You know, it actually hurts to read that his works went so unappreciated in their time. Even though that seems to be a theme for true visionaries, it would've been better if he'd gotten the recognition he so richly deserved when it would have most mattered.
Then again, the fact that he pressed on despite the lack of acclaim, doing it for the art rather than the cash, speaks even better of him.
It's sad when they pass. I remember how Forrest Ackerman used to give tours of his house to show his collection. Did you know he had the special effects guys who worked on Fritz Lang's Metropolis rebuild Maria (the robot version) for him?
Ray will be missed too.
There are three different books on him at least, the biography, scrapbook and artwork book.
I have seen the box sets but am not sure which one has the most movies.
Valley of the Gwangi would be a good candidate for a remake also.
As kids, my brother and I rewatched the Skeleton scene so often that our video cassette (and the VCR) ended up wearing out. Besides that scene, my favourite is Talos:
Wonderful blending of special effects and atmosphere here, which you tend not to see in most other movies: once a spectacular monster appears, the emphasis is on action. But here, Harryhausen's animation is combined with dramatic tension and a sense of foreboding. The second you see Talos, you just know he's going to get up, but you still have to sweat it out for a couple of minutes. When it finally happens, it still somehow feels like a surprise. You just don't get that in this day and age with easy, CGI popup monsters.
Oh,wow. I haven't seen that skeleton battle since my early teens. I was assuming it wouldn't look as seamless as I remembered, but it actually looks way BETTER! All kinds of amazing stunts.
RIP, Ray Harryhausen. And thanks.
Ugh, them skeletons in Jason and the Argonauts used to scare the shit out of me when I was a kid.
R.I.P. Ray, and thanks for the sleepless nights.
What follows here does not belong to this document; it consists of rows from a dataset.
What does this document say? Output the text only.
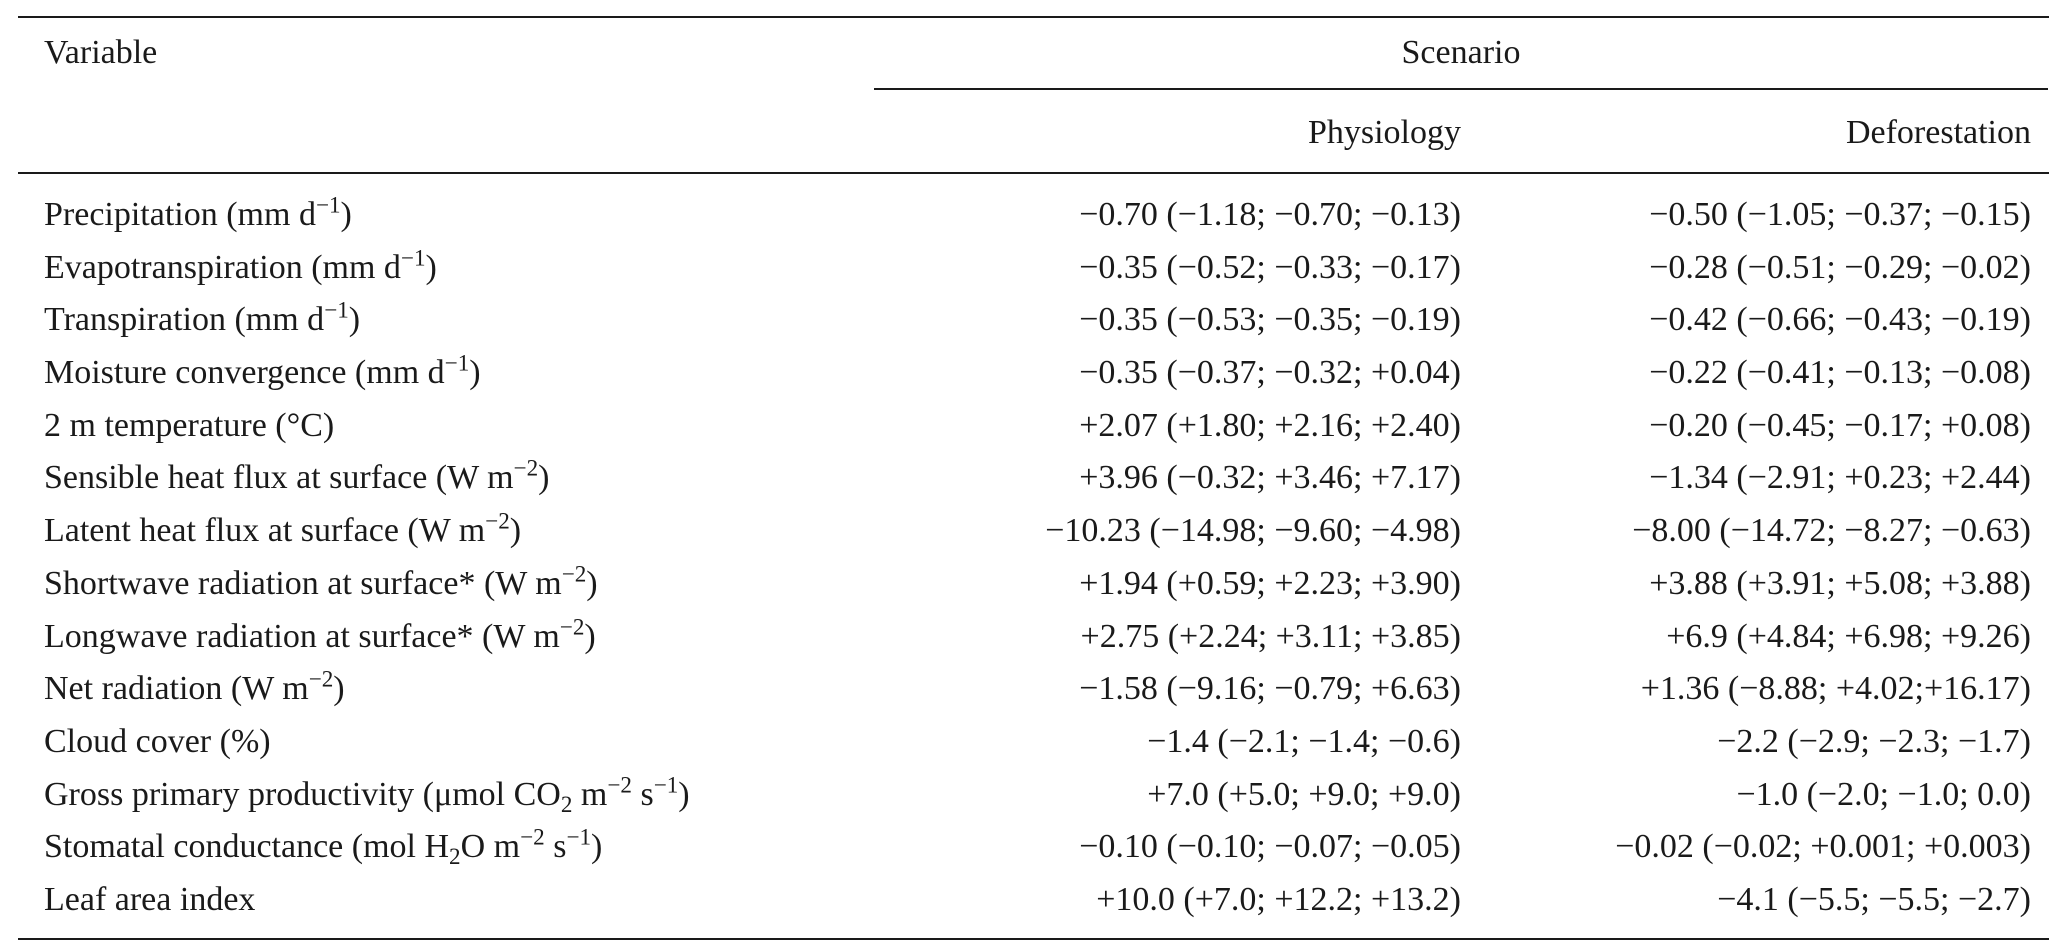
Variable	Scenario
Physiology	Deforestation
Precipitation (mm $d^{-1}$)	−0.70 (−1.18; −0.70; −0.13)	−0.50 (−1.05; −0.37; −0.15)
Evapotranspiration (mm $d^{-1}$)	−0.35 (−0.52; −0.33; −0.17)	−0.28 (−0.51; −0.29; −0.02)
Transpiration (mm $d^{-1}$)	−0.35 (−0.53; −0.35; −0.19)	−0.42 (−0.66; −0.43; −0.19)
Moisture convergence (mm $d^{-1}$)	−0.35 (−0.37; −0.32; +0.04)	−0.22 (−0.41; −0.13; −0.08)
2 m temperature (°C)	+2.07 (+1.80; +2.16; +2.40)	−0.20 (−0.45; −0.17; +0.08)
Sensible heat flux at surface (W $m^{-2}$)	+3.96 (−0.32; +3.46; +7.17)	−1.34 (−2.91; +0.23; +2.44)
Latent heat flux at surface (W $m^{-2}$)	−10.23 (−14.98; −9.60; −4.98)	−8.00 (−14.72; −8.27; −0.63)
Shortwave radiation at surface* (W $m^{-2}$)	+1.94 (+0.59; +2.23; +3.90)	+3.88 (+3.91; +5.08; +3.88)
Longwave radiation at surface* (W $m^{-2}$)	+2.75 (+2.24; +3.11; +3.85)	+6.9 (+4.84; +6.98; +9.26)
Net radiation (W $m^{-2}$)	−1.58 (−9.16; −0.79; +6.63)	+1.36 (−8.88; +4.02;+16.17)
Cloud cover (%)	−1.4 (−2.1; −1.4; −0.6)	−2.2 (−2.9; −2.3; −1.7)
Gross primary productivity (μmol $CO_2$ $m^{-2}$ $s^{-1}$)	+7.0 (+5.0; +9.0; +9.0)	−1.0 (−2.0; −1.0; 0.0)
Stomatal conductance (mol $H_2O$ $m^{-2}$ $s^{-1}$)	−0.10 (−0.10; −0.07; −0.05)	−0.02 (−0.02; +0.001; +0.003)
Leaf area index	+10.0 (+7.0; +12.2; +13.2)	−4.1 (−5.5; −5.5; −2.7)
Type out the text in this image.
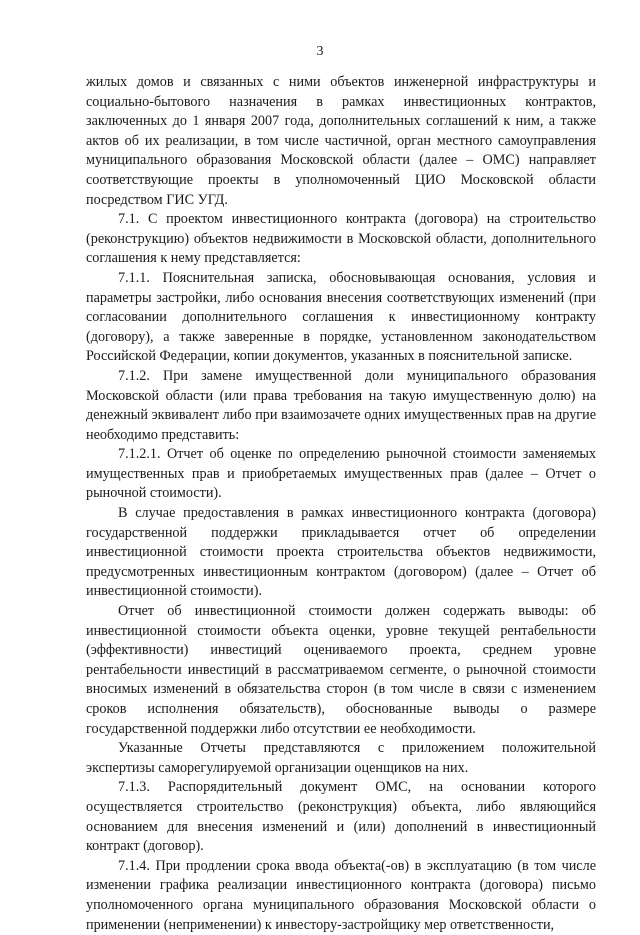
3

жилых домов и связанных с ними объектов инженерной инфраструктуры и социально-бытового назначения в рамках инвестиционных контрактов, заключенных до 1 января 2007 года, дополнительных соглашений к ним, а также актов об их реализации, в том числе частичной, орган местного самоуправления муниципального образования Московской области (далее – ОМС) направляет соответствующие проекты в уполномоченный ЦИО Московской области посредством ГИС УГД.

7.1. С проектом инвестиционного контракта (договора) на строительство (реконструкцию) объектов недвижимости в Московской области, дополнительного соглашения к нему представляется:

7.1.1. Пояснительная записка, обосновывающая основания, условия и параметры застройки, либо основания внесения соответствующих изменений (при согласовании дополнительного соглашения к инвестиционному контракту (договору), а также заверенные в порядке, установленном законодательством Российской Федерации, копии документов, указанных в пояснительной записке.

7.1.2. При замене имущественной доли муниципального образования Московской области (или права требования на такую имущественную долю) на денежный эквивалент либо при взаимозачете одних имущественных прав на другие необходимо представить:

7.1.2.1. Отчет об оценке по определению рыночной стоимости заменяемых имущественных прав и приобретаемых имущественных прав (далее – Отчет о рыночной стоимости).

В случае предоставления в рамках инвестиционного контракта (договора) государственной поддержки прикладывается отчет об определении инвестиционной стоимости проекта строительства объектов недвижимости, предусмотренных инвестиционным контрактом (договором) (далее – Отчет об инвестиционной стоимости).

Отчет об инвестиционной стоимости должен содержать выводы: об инвестиционной стоимости объекта оценки, уровне текущей рентабельности (эффективности) инвестиций оцениваемого проекта, среднем уровне рентабельности инвестиций в рассматриваемом сегменте, о рыночной стоимости вносимых изменений в обязательства сторон (в том числе в связи с изменением сроков исполнения обязательств), обоснованные выводы о размере государственной поддержки либо отсутствии ее необходимости.

Указанные Отчеты представляются с приложением положительной экспертизы саморегулируемой организации оценщиков на них.

7.1.3. Распорядительный документ ОМС, на основании которого осуществляется строительство (реконструкция) объекта, либо являющийся основанием для внесения изменений и (или) дополнений в инвестиционный контракт (договор).

7.1.4. При продлении срока ввода объекта(-ов) в эксплуатацию (в том числе изменении графика реализации инвестиционного контракта (договора) письмо уполномоченного органа муниципального образования Московской области о применении (неприменении) к инвестору-застройщику мер ответственности,
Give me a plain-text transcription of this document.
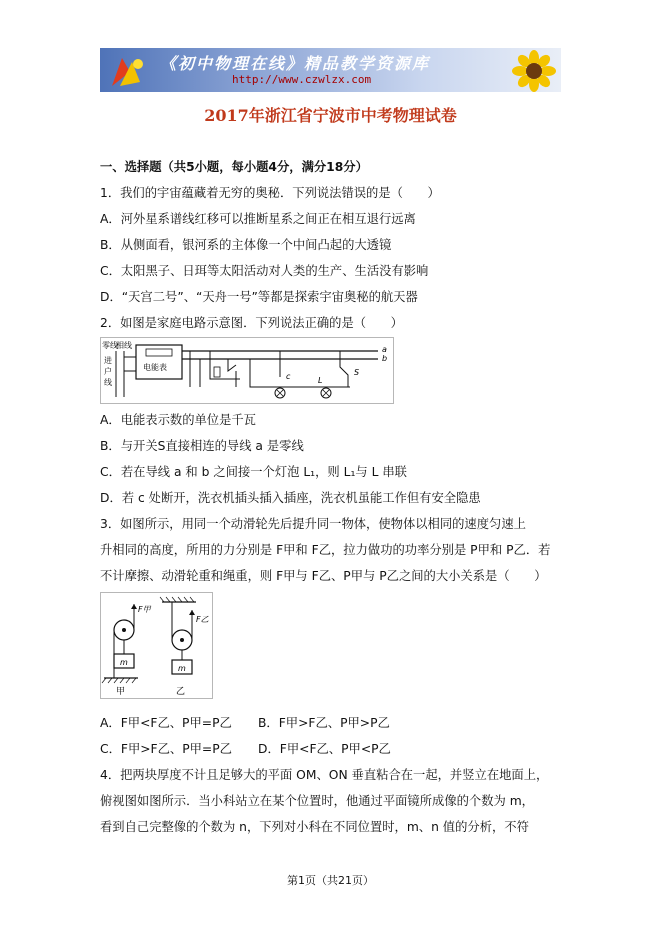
《初中物理在线》精品教学资源库
http://www.czwlzx.com
2017年浙江省宁波市中考物理试卷
一、选择题（共5小题，每小题4分，满分18分）
1．我们的宇宙蕴藏着无穷的奥秘．下列说法错误的是（　　）
A．河外星系谱线红移可以推断星系之间正在相互退行远离
B．从侧面看，银河系的主体像一个中间凸起的大透镜
C．太阳黑子、日珥等太阳活动对人类的生产、生活没有影响
D．“天宫二号”、“天舟一号”等都是探索宇宙奥秘的航天器
2．如图是家庭电路示意图．下列说法正确的是（　　）
零线
相线
进
户
线
电能表
a
b
c	L
S
A．电能表示数的单位是千瓦
B．与开关S直接相连的导线 a 是零线
C．若在导线 a 和 b 之间接一个灯泡 L₁，则 L₁与 L 串联
D．若 c 处断开，洗衣机插头插入插座，洗衣机虽能工作但有安全隐患
3．如图所示，用同一个动滑轮先后提升同一物体，使物体以相同的速度匀速上
升相同的高度，所用的力分别是 F甲和 F乙，拉力做功的功率分别是 P甲和 P乙．若
不计摩擦、动滑轮重和绳重，则 F甲与 F乙、P甲与 P乙之间的大小关系是（　　）
F甲
m
甲
F乙
m
乙
A．F甲<F乙、P甲=P乙 B．F甲>F乙、P甲>P乙
C．F甲>F乙、P甲=P乙 D．F甲<F乙、P甲<P乙
4．把两块厚度不计且足够大的平面 OM、ON 垂直粘合在一起，并竖立在地面上，
俯视图如图所示．当小科站立在某个位置时，他通过平面镜所成像的个数为 m，
看到自己完整像的个数为 n，下列对小科在不同位置时，m、n 值的分析，不符
第1页（共21页）
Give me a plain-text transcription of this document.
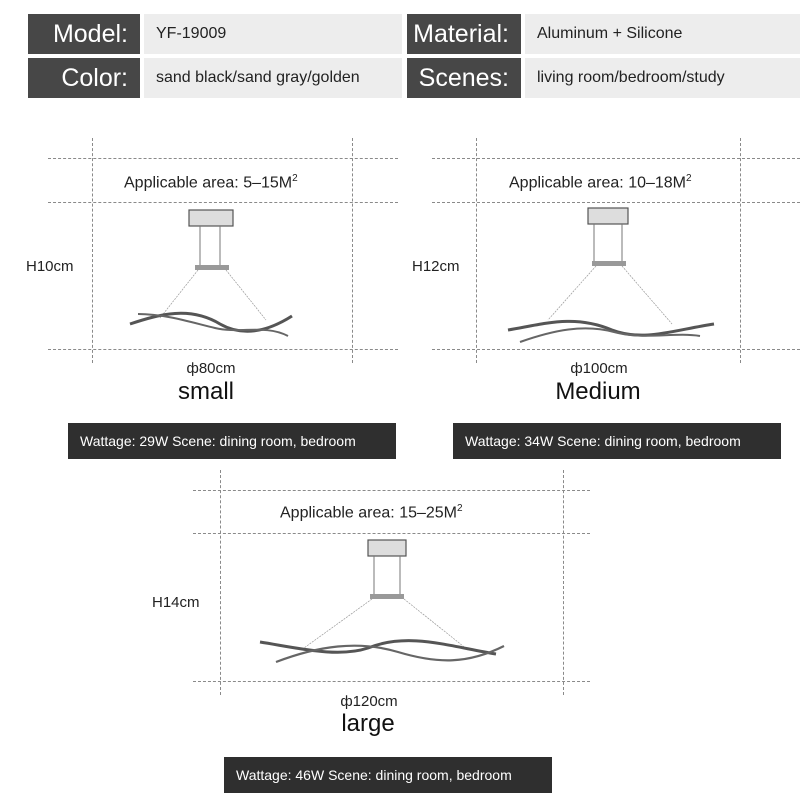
Model:	YF-19009	Material:	Aluminum + Silicone
Color:	sand black/sand gray/golden	Scenes:	living room/bedroom/study
Applicable area: $5-15M^2$
H10cm
ф80cm
small
Wattage: 29W Scene: dining room, bedroom
Applicable area: $10-18M^2$
H12cm
ф100cm
Medium
Wattage: 34W Scene: dining room, bedroom
Applicable area: $15-25M^2$
H14cm
ф120cm
large
Wattage: 46W Scene: dining room, bedroom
A well spoken send off to a major legend Bob. Thanks or writing that up.
I have to go be sad now.
Clash of the Titans is one of my earliest movie memories and still remains one of my all-time favourites (I just watched it the other day, in fact). Sad that a legend has passed, glad he was alive to fill us with wonder.
Ufff... these are sad news.
I've seen all of the films you mentioned in the article (when they came out and I was very little), and one of the reasons I love movies (just as many present day filmmakers talk about King Kong or Lawrence of Arabia being pivotal to their love of the medium) are: The Cyclops and the Skeleton fight. "Awesome" was coined right then.
A master of masters indeed. Rest in peace.